In zweÿ andern Schreiben de 27. et 29. passat. welche sub lit. B. et C. auch copeilich angeschlossen sind, wird dieses Ansuchen mit dem Zusatz wiederholt, dass der Kriegs- und Domainen-Rath von Freÿtag jetzo die Schuld des passirten auf den Hofrath Schmid werfe, auch den 21. Junÿ ein Königl. Schreiben empfangen habe, Ihn, de Voltaire, nicht zu molestiren, mithin nötig seÿe, die Untersuchung der Sache, einem Commissario aufzutragen.
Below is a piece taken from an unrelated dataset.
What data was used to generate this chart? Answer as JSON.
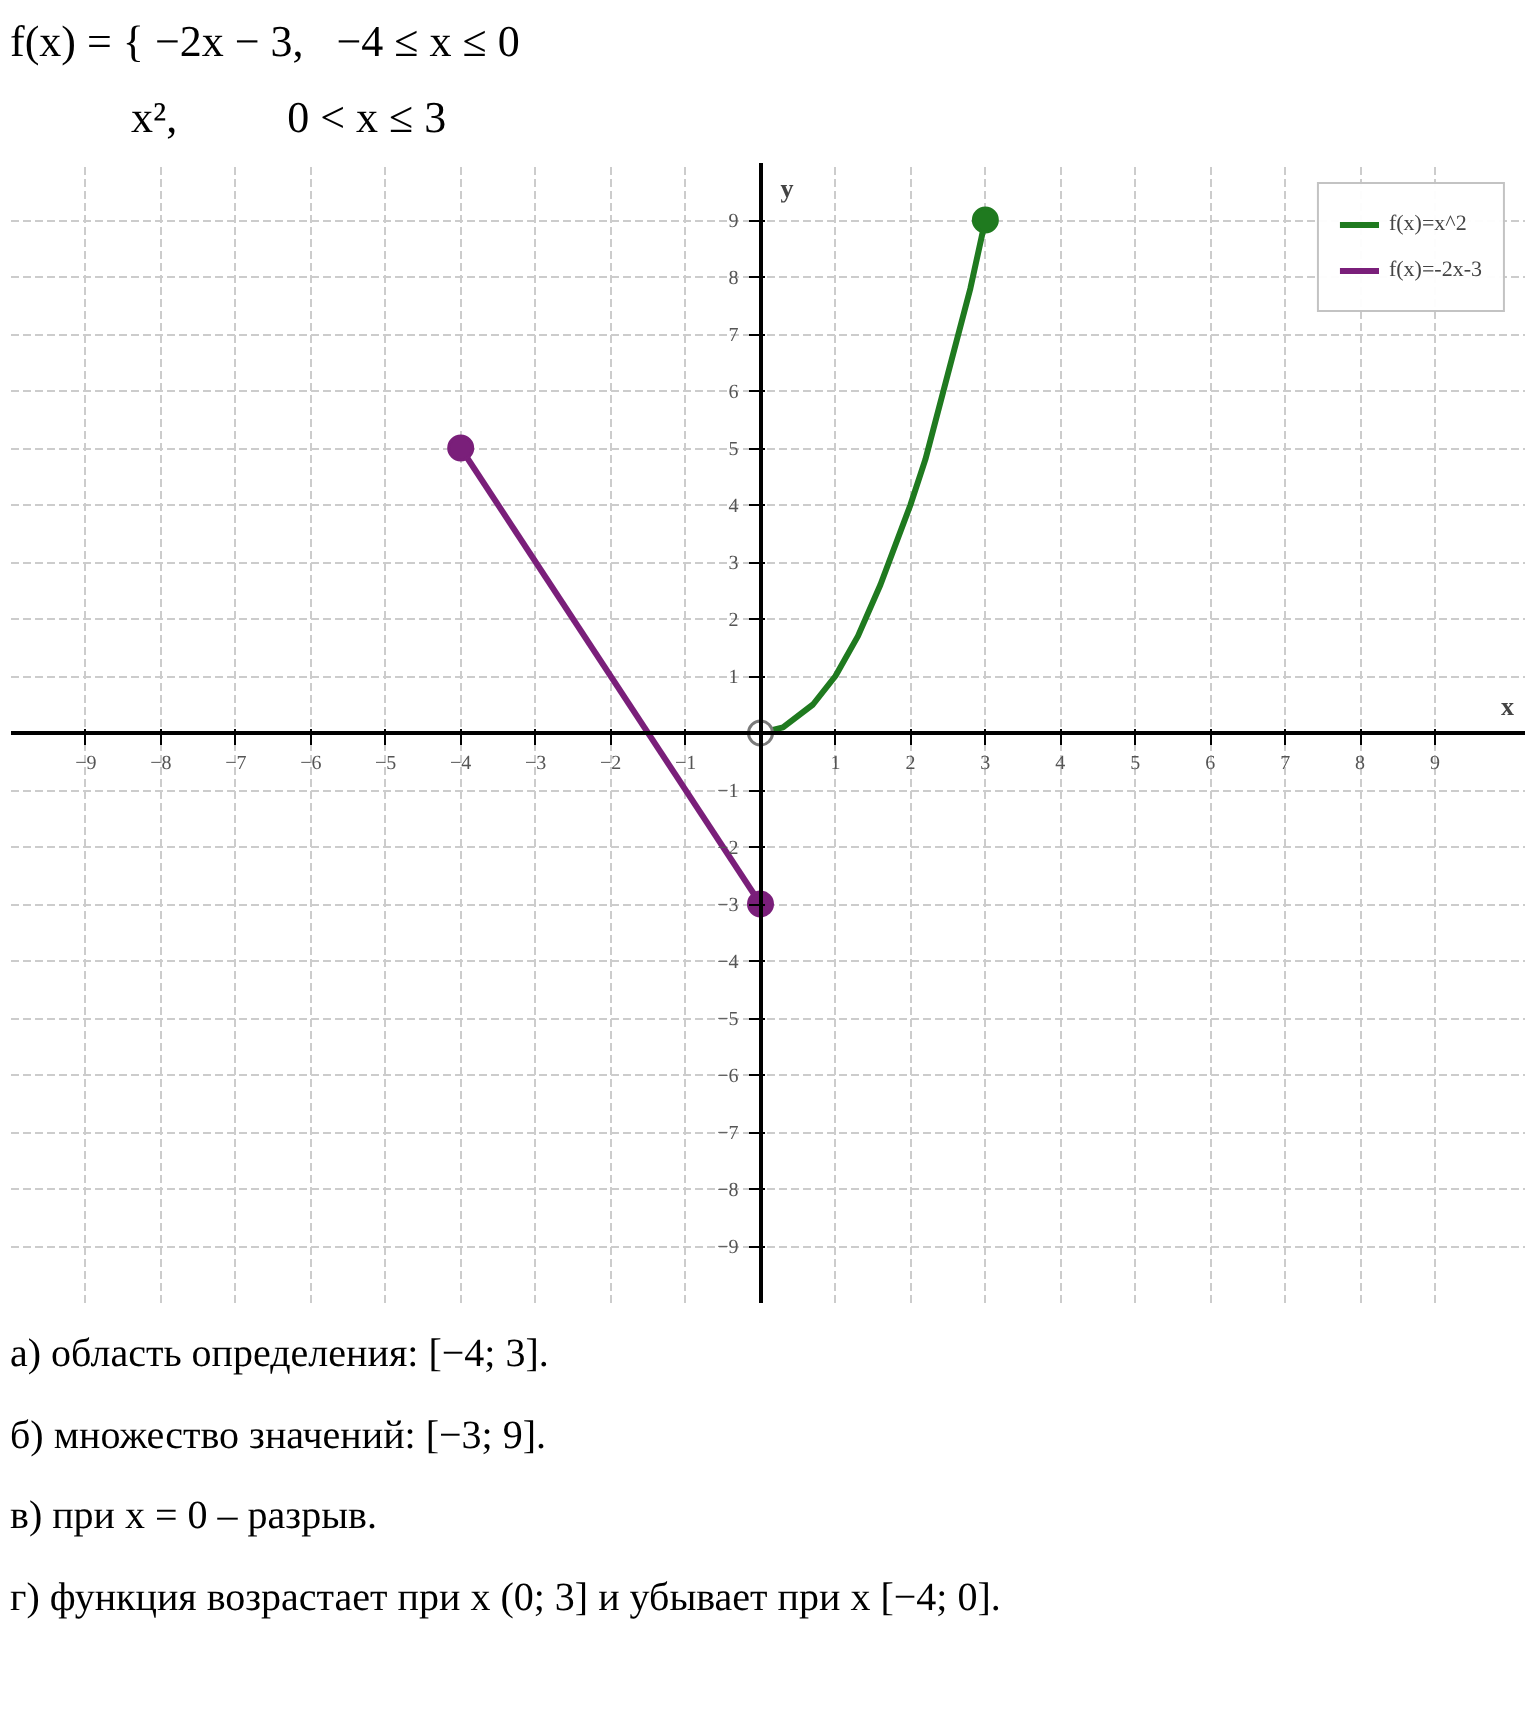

Obwolen nun unser älterer BurgerMeister am 28. Junÿ durch seinen Actuarium dem Kriegs- und Domainen-Rath von Freÿtag vermelden lassen: Der Herr Kriegs-Rath hätte am 20. ejusd. die Versprechung getahn, dass die Königl. requisitoriales tags darauf nachfolgen solten, wordurch auch Er, der BurgerMeister, bewogen worden, so gleich an hand zu gehen; es wären aber solche requisitoriales noch nicht vorhanden, mithin man informirt seÿn mögte, woran sich die Sache accrochire? so ist doch keine andere Resolution erfolget, als diese Er v. Freÿtag habe zwar versprochen, dass eine Königle Resolution erfolgen solle, aber keine Zeit benahmt, sondern es stehe in dem pro memoria vom 20. Junÿ: welche VIELLEICHT Morgen eintreffen WERDEN.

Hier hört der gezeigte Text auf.